The latest bloodshed in the densely populated coastal enclave came after a night of earth-rattling raids, one of them levelling a police station, and sustained fire from Israeli navy ships.
Israel's military said it had taken over programming from a Hamas-owned television station "to broadcast warnings".
As the violence raged for a sixth day, ceasefire efforts gathered steam, with senior Hamas officials in Cairo saying Egyptian-led talks on Sunday with Israel were "positive" but now focused on the need to guarantee the terms of any truce.
After a strike on a Gaza City home killed a family of nine on Sunday, the bloodiest day yet of the conflict with 29 killed, angry mourners flocked to the funeral of the five children and four adults whose bodies were carried through streets wrapped in Palestinian flags.
"Do children fire rockets?" shouted a man through a loudspeaker, as the crowd roared back: "No!"
The violence, which comes amid an Israeli election campaign, raised the spectre of a broader Israeli military campaign like its 22-day Operation Cast Lead, launched in December 2008.
Analysts say Israel's leadership appears satisfied with the success of Operation Pillar of Defence, which it launched on Wednesday aimed at halting Palestinian rocket fire, and that could it be ready for a ceasefire.
But the Jewish state has warned it is ready to expand the operation, while Gaza's rulers Hamas may feel emboldened after securing the support of the recently installed Islamist governments of Egypt and Tunisia.
Since the start the violence, Israel has pressed a relentless aerial campaign over Gaza which has shown little sign of letting up, although the intensity of the strikes has fallen since a high of 332 on Friday.

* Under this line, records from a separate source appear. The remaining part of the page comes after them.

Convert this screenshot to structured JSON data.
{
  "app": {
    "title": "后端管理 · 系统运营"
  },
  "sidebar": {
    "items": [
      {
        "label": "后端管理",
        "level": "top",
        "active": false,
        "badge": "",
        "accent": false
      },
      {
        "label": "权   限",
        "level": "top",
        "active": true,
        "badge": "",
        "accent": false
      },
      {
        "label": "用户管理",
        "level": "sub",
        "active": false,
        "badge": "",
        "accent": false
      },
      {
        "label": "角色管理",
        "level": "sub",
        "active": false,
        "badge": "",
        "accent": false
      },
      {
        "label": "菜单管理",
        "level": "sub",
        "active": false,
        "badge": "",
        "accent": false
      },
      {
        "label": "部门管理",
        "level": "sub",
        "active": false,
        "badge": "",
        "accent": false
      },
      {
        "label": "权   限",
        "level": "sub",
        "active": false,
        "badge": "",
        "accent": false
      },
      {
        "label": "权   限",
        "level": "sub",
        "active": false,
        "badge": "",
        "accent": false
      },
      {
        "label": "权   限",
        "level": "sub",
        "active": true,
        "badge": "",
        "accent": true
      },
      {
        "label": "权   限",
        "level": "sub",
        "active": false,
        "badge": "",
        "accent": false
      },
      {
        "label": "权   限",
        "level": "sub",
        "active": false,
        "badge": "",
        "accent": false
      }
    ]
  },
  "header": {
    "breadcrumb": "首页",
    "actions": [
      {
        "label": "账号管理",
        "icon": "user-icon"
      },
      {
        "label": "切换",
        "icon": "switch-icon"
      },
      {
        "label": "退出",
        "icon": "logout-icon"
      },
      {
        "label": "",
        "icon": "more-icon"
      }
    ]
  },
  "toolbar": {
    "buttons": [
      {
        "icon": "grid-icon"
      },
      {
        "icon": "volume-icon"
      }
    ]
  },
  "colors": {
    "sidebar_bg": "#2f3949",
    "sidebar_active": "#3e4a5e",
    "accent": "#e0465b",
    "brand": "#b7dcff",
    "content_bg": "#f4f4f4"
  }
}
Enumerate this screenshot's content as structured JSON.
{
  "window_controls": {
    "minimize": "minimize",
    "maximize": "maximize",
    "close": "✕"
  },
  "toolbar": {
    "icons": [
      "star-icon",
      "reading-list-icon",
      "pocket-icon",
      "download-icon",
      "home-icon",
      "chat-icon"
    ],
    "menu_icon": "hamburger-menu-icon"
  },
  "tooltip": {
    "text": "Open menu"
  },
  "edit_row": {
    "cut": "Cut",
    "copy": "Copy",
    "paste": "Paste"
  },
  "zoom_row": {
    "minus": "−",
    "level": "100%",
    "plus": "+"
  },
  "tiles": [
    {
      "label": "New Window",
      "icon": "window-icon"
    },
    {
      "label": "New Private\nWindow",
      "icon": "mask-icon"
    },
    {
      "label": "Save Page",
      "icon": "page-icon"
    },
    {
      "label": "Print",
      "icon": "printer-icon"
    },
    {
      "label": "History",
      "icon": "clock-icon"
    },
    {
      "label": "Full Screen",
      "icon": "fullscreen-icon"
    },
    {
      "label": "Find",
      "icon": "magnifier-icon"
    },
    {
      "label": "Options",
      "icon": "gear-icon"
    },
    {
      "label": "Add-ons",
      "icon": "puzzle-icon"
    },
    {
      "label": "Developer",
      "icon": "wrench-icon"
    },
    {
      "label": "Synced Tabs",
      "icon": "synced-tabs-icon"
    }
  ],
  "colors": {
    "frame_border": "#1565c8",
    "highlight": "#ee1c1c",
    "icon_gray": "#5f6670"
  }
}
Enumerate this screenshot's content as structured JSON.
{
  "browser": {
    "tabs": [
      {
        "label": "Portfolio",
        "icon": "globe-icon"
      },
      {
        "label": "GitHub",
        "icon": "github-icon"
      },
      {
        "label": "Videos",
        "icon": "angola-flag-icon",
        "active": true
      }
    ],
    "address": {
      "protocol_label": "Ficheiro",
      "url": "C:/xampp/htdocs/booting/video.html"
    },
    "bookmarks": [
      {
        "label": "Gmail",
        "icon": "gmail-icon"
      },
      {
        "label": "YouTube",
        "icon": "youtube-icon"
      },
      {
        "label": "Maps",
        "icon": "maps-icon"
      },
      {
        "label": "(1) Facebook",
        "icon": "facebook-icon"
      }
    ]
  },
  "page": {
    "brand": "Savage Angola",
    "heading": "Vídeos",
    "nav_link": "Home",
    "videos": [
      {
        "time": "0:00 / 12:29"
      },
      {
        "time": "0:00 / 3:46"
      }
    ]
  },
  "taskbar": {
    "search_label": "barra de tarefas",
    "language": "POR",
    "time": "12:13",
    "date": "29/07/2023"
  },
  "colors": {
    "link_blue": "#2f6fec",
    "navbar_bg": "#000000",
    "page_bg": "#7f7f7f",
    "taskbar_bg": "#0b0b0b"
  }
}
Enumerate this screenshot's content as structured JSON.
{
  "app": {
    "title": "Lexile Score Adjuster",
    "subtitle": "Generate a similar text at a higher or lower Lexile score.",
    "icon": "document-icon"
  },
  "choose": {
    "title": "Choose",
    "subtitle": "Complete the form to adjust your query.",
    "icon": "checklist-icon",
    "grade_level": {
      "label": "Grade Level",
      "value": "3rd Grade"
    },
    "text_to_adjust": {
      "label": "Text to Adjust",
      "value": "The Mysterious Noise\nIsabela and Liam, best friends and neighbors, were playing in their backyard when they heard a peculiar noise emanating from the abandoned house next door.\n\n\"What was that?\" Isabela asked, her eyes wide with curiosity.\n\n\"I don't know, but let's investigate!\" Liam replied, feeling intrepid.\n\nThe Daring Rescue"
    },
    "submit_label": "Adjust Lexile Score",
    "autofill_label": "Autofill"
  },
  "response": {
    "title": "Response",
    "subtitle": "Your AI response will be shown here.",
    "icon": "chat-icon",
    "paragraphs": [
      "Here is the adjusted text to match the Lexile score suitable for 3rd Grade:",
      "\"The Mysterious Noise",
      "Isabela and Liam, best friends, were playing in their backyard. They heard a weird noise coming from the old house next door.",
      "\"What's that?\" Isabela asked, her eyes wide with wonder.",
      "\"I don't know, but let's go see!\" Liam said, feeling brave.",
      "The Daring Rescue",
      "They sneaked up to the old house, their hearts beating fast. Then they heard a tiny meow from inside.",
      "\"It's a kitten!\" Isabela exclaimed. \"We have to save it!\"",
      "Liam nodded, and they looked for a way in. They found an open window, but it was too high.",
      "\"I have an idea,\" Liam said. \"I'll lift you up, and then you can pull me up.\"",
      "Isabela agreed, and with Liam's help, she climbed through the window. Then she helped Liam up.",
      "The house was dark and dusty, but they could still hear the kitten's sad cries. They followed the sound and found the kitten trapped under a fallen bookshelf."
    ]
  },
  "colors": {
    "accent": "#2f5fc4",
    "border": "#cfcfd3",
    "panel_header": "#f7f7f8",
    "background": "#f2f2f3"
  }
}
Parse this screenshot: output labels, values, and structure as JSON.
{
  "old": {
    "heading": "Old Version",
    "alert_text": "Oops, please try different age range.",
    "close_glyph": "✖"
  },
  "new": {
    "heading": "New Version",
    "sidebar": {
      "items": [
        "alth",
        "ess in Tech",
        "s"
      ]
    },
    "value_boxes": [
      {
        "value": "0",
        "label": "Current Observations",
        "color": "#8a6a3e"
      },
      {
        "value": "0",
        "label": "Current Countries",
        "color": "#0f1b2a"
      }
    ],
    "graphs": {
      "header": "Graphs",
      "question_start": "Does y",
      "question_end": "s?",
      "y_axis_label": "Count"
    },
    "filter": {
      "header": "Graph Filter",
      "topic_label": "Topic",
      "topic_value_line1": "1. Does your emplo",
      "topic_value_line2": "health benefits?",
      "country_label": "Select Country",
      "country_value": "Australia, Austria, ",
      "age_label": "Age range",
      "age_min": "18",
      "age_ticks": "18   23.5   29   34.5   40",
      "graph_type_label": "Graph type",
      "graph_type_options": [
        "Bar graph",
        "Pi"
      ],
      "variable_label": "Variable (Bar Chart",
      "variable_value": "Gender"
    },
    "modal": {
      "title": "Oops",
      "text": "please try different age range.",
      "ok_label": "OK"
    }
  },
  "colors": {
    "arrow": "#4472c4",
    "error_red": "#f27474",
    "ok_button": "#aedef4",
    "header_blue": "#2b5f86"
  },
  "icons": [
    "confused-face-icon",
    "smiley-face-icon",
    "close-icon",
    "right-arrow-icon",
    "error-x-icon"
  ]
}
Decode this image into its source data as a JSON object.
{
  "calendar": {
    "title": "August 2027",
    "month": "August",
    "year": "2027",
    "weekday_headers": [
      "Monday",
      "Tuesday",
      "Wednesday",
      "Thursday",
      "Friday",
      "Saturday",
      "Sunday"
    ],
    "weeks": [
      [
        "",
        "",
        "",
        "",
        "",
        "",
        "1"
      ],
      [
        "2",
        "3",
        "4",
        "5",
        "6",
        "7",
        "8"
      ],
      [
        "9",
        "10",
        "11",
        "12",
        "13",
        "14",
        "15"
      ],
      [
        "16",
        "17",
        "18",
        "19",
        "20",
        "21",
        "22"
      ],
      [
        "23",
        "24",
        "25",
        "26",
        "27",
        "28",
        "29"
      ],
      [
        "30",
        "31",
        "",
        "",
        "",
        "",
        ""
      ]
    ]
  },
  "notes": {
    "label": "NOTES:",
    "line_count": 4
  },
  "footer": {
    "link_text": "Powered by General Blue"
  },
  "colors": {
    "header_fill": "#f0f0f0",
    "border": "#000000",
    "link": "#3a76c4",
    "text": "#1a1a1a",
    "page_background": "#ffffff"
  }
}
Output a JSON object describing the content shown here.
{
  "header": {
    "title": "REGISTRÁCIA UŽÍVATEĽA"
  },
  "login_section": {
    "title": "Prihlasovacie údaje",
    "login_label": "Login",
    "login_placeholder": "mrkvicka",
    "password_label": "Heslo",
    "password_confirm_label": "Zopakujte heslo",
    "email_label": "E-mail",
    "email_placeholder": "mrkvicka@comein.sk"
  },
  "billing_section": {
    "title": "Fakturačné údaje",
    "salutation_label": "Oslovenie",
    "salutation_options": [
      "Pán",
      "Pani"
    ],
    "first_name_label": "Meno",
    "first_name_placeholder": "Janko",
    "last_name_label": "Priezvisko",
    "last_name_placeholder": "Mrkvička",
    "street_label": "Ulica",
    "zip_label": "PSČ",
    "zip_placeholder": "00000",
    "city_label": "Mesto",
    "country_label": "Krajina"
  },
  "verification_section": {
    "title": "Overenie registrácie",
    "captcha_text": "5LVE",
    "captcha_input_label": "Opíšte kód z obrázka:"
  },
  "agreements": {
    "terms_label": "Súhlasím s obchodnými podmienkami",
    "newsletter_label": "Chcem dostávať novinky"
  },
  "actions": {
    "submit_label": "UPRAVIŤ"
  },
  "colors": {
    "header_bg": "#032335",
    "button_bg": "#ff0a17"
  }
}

To date, the army says it has struck more than 1,350 targets in Gaza, as militants have fired more than 850 rockets over the border, at least five of them aimed at greater Tel Aviv and one at Jerusalem.
An Israeli spokeswoman said there was a lull overnight with 16 rockets fired over the border during the morning, and another three intercepted by the Iron Dome anti-missile system.
The latest negotiations conducted behind closed doors in Cairo ended without agreement, although all sides have expressed a willingness to engage in more talks.
One Hamas official described the talks as "positive" and now focused on the need to guarantee the terms of truce.
Hamas - emboldened by Arab support - has demanded Israel lift its six-year siege of Gaza as a basic condition for the end to rocket attacks.
The Islamist movement is also believed to be seeking a guarantee that Israel will stop assassinating its leaders. Israel's targeted killing of a top Hamas military commander on Wednesday was the trigger which started the current flare-up.
But Israel has showed little sign of being ready to call off or even briefly halt its campaign.
This has piled even more pressure on Egypt's Islamist President Mohamed Morsi and prompted UN Secretary General Ban Ki-moon to promise to visit the region soon.
Ban was due in Cairo on Monday for talks with the Egyptian leader ahead of a visit to the West Bank to meet Palestinian president Mahmud Abbas. Israeli officials said they expected to receive the UN leader on Wednesday.
Palestinian officials had earlier said it was possible a deal would be reached as early as Monday.
But Israel's Foreign Minister Avigdor Lieberman insisted that "the first and absolute condition for a truce is stopping all fire from Gaza".
At the weekend, Prime Minister Benjamin Netanyahu warned Israel was ready to "significantly expand" its operation and on Monday, public radio reported 40,000 reservists were amassed near the Gaza border.
Analysts believe Israel would closely coordinate any invasion of Gaza with the United States and go in certain of Washington's full diplomatic support.
US President Barack Obama has already sided with the Israeli by blaming the violence on Palestinian rocket attacks.
But Obama said Sunday it would be "preferable" for the Gaza crisis to be resolved without a "ramping up" of Israeli military activity.